The long-term future of TV is shaping up to be a balance—if not a battle—between multinational corporations and singular artists, billion-dollar franchises and quirky pilots. But, happily, this period of unprecedented redundancy can’t last forever. Netflix is likely to continue being the most comprehensive company that offers everything for everyone. “I don’t think that any other company [will be] able to overtake Netflix in sheer number of subscribers or expertise to be able to dig into the data and make plans,” says Rahul Telang, the co-author, with his Carnegie Mellon colleague Michael D. Smith, of Big Data and Future Entertainment: Streaming, Sharing, Stealing.”

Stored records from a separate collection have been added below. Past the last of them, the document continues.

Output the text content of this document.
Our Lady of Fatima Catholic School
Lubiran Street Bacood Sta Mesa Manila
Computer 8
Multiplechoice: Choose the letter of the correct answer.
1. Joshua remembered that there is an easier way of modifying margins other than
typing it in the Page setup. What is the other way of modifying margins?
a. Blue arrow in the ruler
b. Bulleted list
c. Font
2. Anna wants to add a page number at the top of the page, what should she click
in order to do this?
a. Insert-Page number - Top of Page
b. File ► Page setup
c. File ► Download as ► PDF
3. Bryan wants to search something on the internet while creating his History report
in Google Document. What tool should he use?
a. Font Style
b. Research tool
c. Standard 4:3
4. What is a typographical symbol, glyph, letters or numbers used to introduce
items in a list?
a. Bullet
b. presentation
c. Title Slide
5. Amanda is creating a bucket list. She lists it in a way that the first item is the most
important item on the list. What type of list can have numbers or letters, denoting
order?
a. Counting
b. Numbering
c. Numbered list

But, even as their platforms expand, other big streamers claim to have no interest in competing with Netflix’s volume. Disney’s Walden says Hulu is focused on highly curated originals; Salke says Amazon believes in “targeted content strategies that actually pay off.”
But, Netflix: fifth-best problem persists. The consumer will have to determine if the subscription fees they pay are worthwhile. Most of the experts predict that we’ll start to see more mergers like the one currently in process that aims to combine HBO Max with Discovery+. Giles, the ViacomCBS executive, suggests that we’ll mostly see consolidation among niche streamers. However, streamers could also move in the opposite direction, doubling their strengths. It is important to understand why wouldn’tApple TV+ is all about comedy, to maintain its position Ted Lasso audience?
It doesn’t matter how it turns out, the likely shrinking of streaming platforms does cause some creators to pause. “I wouldn’t be surprised if, five to 10 years from now, we’re effectively back to the big three or four networks,” says Goyer. “I’m a little worried about what that does to the creative world in the distant future.” Just look at the film industry, where decades of mergers and acquisitions have led to a few big studios that pour huge sums into mostly franchise-driven slates. For filmmakers such as Jane Campion or Steve James who prefer character-driven, grounded stories, television has become a haven.
This is what I love about television. It focuses on the humanity of the viewer, not just the plots or CG effects. Sure, plenty of IP-based series belong in the former category, but I’m concerned that brilliant, sui generisThese are some ideas Pen15And I could destroy youIt will disappear first. Marvel is The Walking Dead aren’t going anywhere; neither are all the inexpensive reality shows, even if the end of peak redundancy means fewer of them. As much as I like binging The CircleIn a semi-asleep stupor, I wouldn’t trade this for art that keeps my eyes open.
Yet, here I am again, trusting in my own fuzzy vision even though most people within the industry see a wider picture. “I take great comfort in seeing that, at the very heart of it, people are telling stories they really have an urgency to tell—and audiences are getting excited about them,” says Gamble. Gamble also said that she finds it most encouraging that new voices are being included in the conversation. “Isn’t that the only thing that’s gonna keep us from being bored to f-cking death?”